A complex plan to pay for the massive $1.19 billion redevelopment of Treasure Island is scheduled for unveiling today.
The crucial financial piece of the Treasure Island puzzle calls for the largest chunk of money — $497 million — to come out of the pockets of its developer, the Miami-based Lennar Corp. The firm is also developing the former Hunters Point Naval Shipyard in The City.
“Lennar and its partners believe this is an outstanding property for development. We’ve been working on it for many years,” said Sam Singer, a spokesman for Lennar Corp. “We expect it is the right financing package.”
Treasure Island, a man-made island between San Francisco and Oakland that served as a naval base during World War II, is still owned by the Navy, although The City is negotiating the purchase of 450 acres on Treasure and Yerba Buena islands. The Treasure Island Development Authority board is tasked with overseeing the property transferal from the Navy as well as the planned redevelopment project, one of the largest in The City.
The ambitious development plan for Treasure Island, which proponents hope will break ground in early 2009, calls for creating a small city designed to minimize the use of cars. Blueprints include 5,500 units of housing in several low-rise buildings, as well as a few high-rise buildings, including a 60-story tower. As part of the proposal, 1,800 of the new housing units would be below-market, officials said.
The plan also includes a 338-acre park, restaurants and a ferry terminal facing The City. The aim, backers say, is for all amenities, including a new ferry terminal, to be available within a 10-minute walk.
A $5 toll for cars may also be imposed as a way to prevent vehicles driving to and from the island. Originally the plan was more car-centric and had only one high-rise tower.

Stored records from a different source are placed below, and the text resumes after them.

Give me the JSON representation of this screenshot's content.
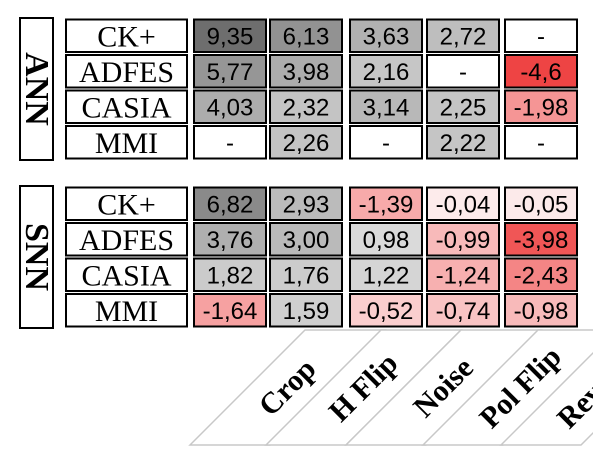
{
  "chart_data": {
    "type": "heatmap",
    "columns": [
      "Crop",
      "H Flip",
      "Noise",
      "Pol Flip",
      "Reverse"
    ],
    "groups": [
      {
        "name": "ANN",
        "rows": [
          {
            "label": "CK+",
            "cells": [
              "9,35",
              "6,13",
              "3,63",
              "2,72",
              "-"
            ]
          },
          {
            "label": "ADFES",
            "cells": [
              "5,77",
              "3,98",
              "2,16",
              "-",
              "-4,6"
            ]
          },
          {
            "label": "CASIA",
            "cells": [
              "4,03",
              "2,32",
              "3,14",
              "2,25",
              "-1,98"
            ]
          },
          {
            "label": "MMI",
            "cells": [
              "-",
              "2,26",
              "-",
              "2,22",
              "-"
            ]
          }
        ]
      },
      {
        "name": "SNN",
        "rows": [
          {
            "label": "CK+",
            "cells": [
              "6,82",
              "2,93",
              "-1,39",
              "-0,04",
              "-0,05"
            ]
          },
          {
            "label": "ADFES",
            "cells": [
              "3,76",
              "3,00",
              "0,98",
              "-0,99",
              "-3,98"
            ]
          },
          {
            "label": "CASIA",
            "cells": [
              "1,82",
              "1,76",
              "1,22",
              "-1,24",
              "-2,43"
            ]
          },
          {
            "label": "MMI",
            "cells": [
              "-1,64",
              "1,59",
              "-0,52",
              "-0,74",
              "-0,98"
            ]
          }
        ]
      }
    ],
    "colors": {
      "positive_max": "#6e6e6e",
      "positive_min": "#f2f2f2",
      "negative_min": "#fdf0f0",
      "negative_max": "#ee4444",
      "empty": "#ffffff",
      "border": "#000000"
    }
  }
}
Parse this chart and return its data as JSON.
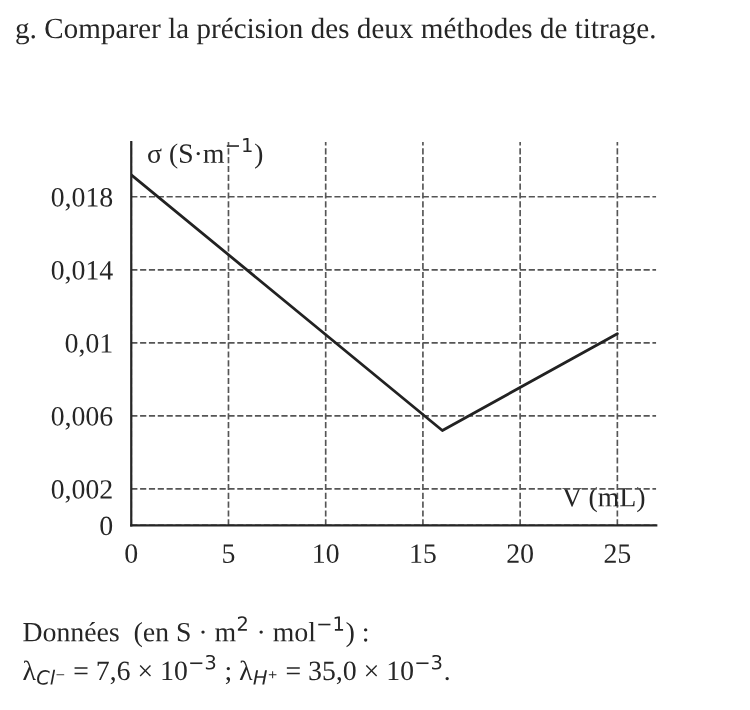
{
  "chart_data": {
    "type": "line",
    "title": "g. Comparer la précision des deux méthodes de titrage.",
    "xlabel": "V (mL)",
    "ylabel": "σ (S·m$^{−1}$)",
    "x": [
      0,
      16,
      25
    ],
    "series": [
      {
        "color": "#222222",
        "values": [
          0.0192,
          0.0052,
          0.0105
        ]
      }
    ],
    "xlim": [
      0,
      27
    ],
    "ylim": [
      0,
      0.021
    ],
    "xticks": [
      0,
      5,
      10,
      15,
      20,
      25
    ],
    "yticks": [
      0,
      {
        "value": 0.002,
        "label": "0,002"
      },
      {
        "value": 0.006,
        "label": "0,006"
      },
      {
        "value": 0.01,
        "label": "0,01"
      },
      {
        "value": 0.014,
        "label": "0,014"
      },
      {
        "value": 0.018,
        "label": "0,018"
      }
    ],
    "grid": true,
    "marker": "none",
    "line_style": "solid",
    "annotations": [
      "Données  (en S · m$^{2}$ · mol$^{−1}$) :",
      "λ$_{Cl⁻}$ = 7,6 × 10$^{−3}$ ; λ$_{H⁺}$ = 35,0 × 10$^{−3}$."
    ]
  }
}
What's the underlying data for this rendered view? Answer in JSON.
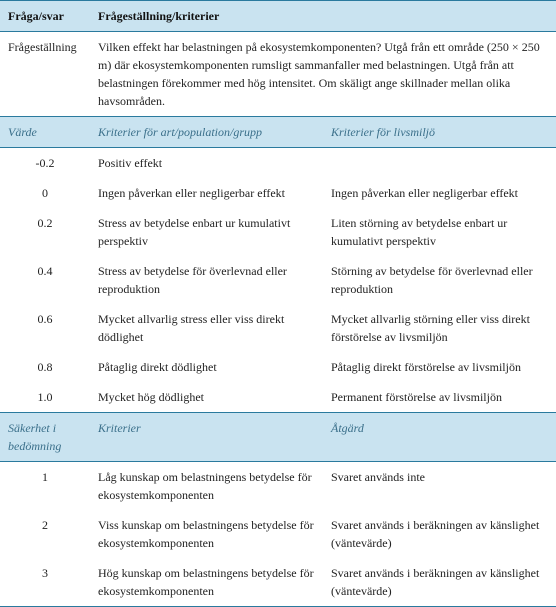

The public portion of the funding — $699 million — is slated to come through two complicated formulas. So-called Mello Roos bonds are slated to provide $361 million through a special tax placed on new market-rate housing that is built on the island.
Residents purchasing those homes would pay an additional tax — 0.65 percent — on top of the regular property tax bill.
The other public funding piece is from a property tax increment that is allowed to be returned to redevlopment areas, such as Treasure Island. The $338 million piece of the funding formula hinges on anticipated tax increase revenues as property values rise through time.
“This is a front-loaded project,” said Michael Cohen of the Mayor’s Office of Base Reuse and Development. “You have to spend a lot of money up front. Hundreds of millions of dollars [would be spent] before a penny comes in.”
Supervisor Chris Daly, who represents Treasure Island and sits on the authority board, said it would be premature for him to comment on the financing plan before the Treasure Island Development Authority takes up the matter today. Supervisors are slated to consider the draft plan this fall.